SRU unveils more than 70 all-gender bathrooms
New all-gender restroom signs were recently installed at more than 70 locations in 35 campus buildings.
August 24, 2016
SLIPPERY ROCK, Pa. - In a continuing effort to extend its commitment to diversity, equality and inclusion, Slippery Rock University has converted more than 70 single-occupancy restrooms to all-gender restrooms. The restrooms are located in 35 campus buildings.
The all-gender restrooms - much like the family restrooms commonly found in malls and other public spaces - are identified via signage as "all-gender." Each all-gender restroom is a lockable, single-stall facility and provides both ADA accessibility and privacy.
"On a practical level, this move makes the University a more welcoming place for transgender persons," said Holly McCoy, assistant vice president for diversity and equal opportunity and the University's Title IX coordinator. "They no longer have to think about whether or not they can safely use the restroom of their choice, they just can. On a more symbolic level, it shows that while we still have a lot of work to do, we have taken a step forward for transgender individuals on our campus."

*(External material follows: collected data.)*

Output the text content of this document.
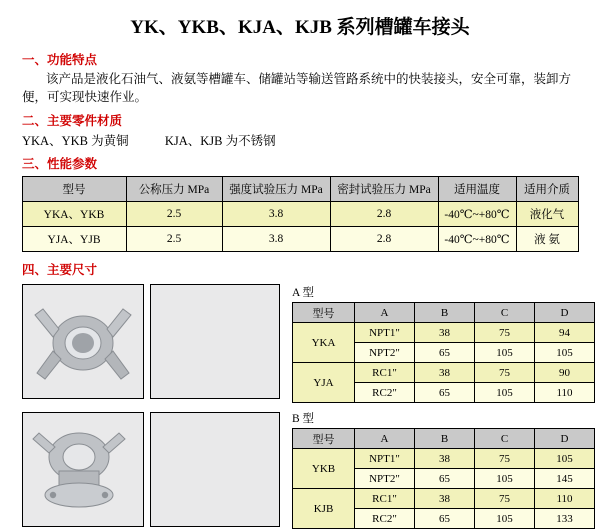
YK、YKB、KJA、KJB 系列槽罐车接头
一、功能特点
该产品是液化石油气、液氨等槽罐车、储罐站等输送管路系统中的快装接头，安全可靠，装卸方便，可实现快速作业。
二、主要零件材质
YKA、YKB 为黄铜	KJA、KJB 为不锈钢
三、性能参数
型号	公称压力 MPa	强度试验压力 MPa	密封试验压力 MPa	适用温度	适用介质
YKA、YKB	2.5	3.8	2.8	-40℃~+80℃	液化气
YJA、YJB	2.5	3.8	2.8	-40℃~+80℃	液 氨
四、主要尺寸
A 型
型号	A	B	C	D
YKA	NPT1"	38	75	94
	NPT2"	65	105	105
YJA	RC1"	38	75	90
	RC2"	65	105	110
B 型
型号	A	B	C	D
YKB	NPT1"	38	75	105
	NPT2"	65	105	145
KJB	RC1"	38	75	110
	RC2"	65	105	133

McCoy said that representatives from a number of University departments and groups, including: facilities, student affairs, diversity and equal opportunity and the President's Commission on Gender Identity and Sexual Orientation, met throughout the summer to discuss the topic and how to make access available in each campus building.
"It made sense to start with the single-occupancy units as it allowed a very high percentage of coverage throughout the majority of our buildings," said McCoy. "We still have a few that are under review because some buildings simply didn't have that style of restroom to manage, but we are discussing how to retrofit those areas and make facilities accessible to all genders."
An all-gender restroom, also known as a gender-inclusive restroom, can benefit many different people, including parents with differently gendered children, alter-abled people who may require the accompaniment of an attendant of a different gender and trans and gender non-conforming people.
Signage for the revamped restrooms features the text "All-Gender Restroom" accompanied by two pictograms - one of a toilet and one of the International Symbol of Access, signifying that the unit is accessible to wheelchair users.
"There was a lot of discussion on the signage front," said McCoy. "To use the male and female pictograms is very gender binary and the half male, half female pictogram is very insulting to the transgender community. As there isn't a graphic that truly encompasses all gender identities, we felt we would simply display the purpose of the room rather than exclude anyone."
SRU President Cheryl Norton remarked on the University's environment of inclusion and equality: "We continually review all potential issues that may have an impact on our student population. Part of our duty is to make sure that all students, faculty, staff and visitors are treated fairly and feel that they are respected and in an environment that is free from discrimination and harassment."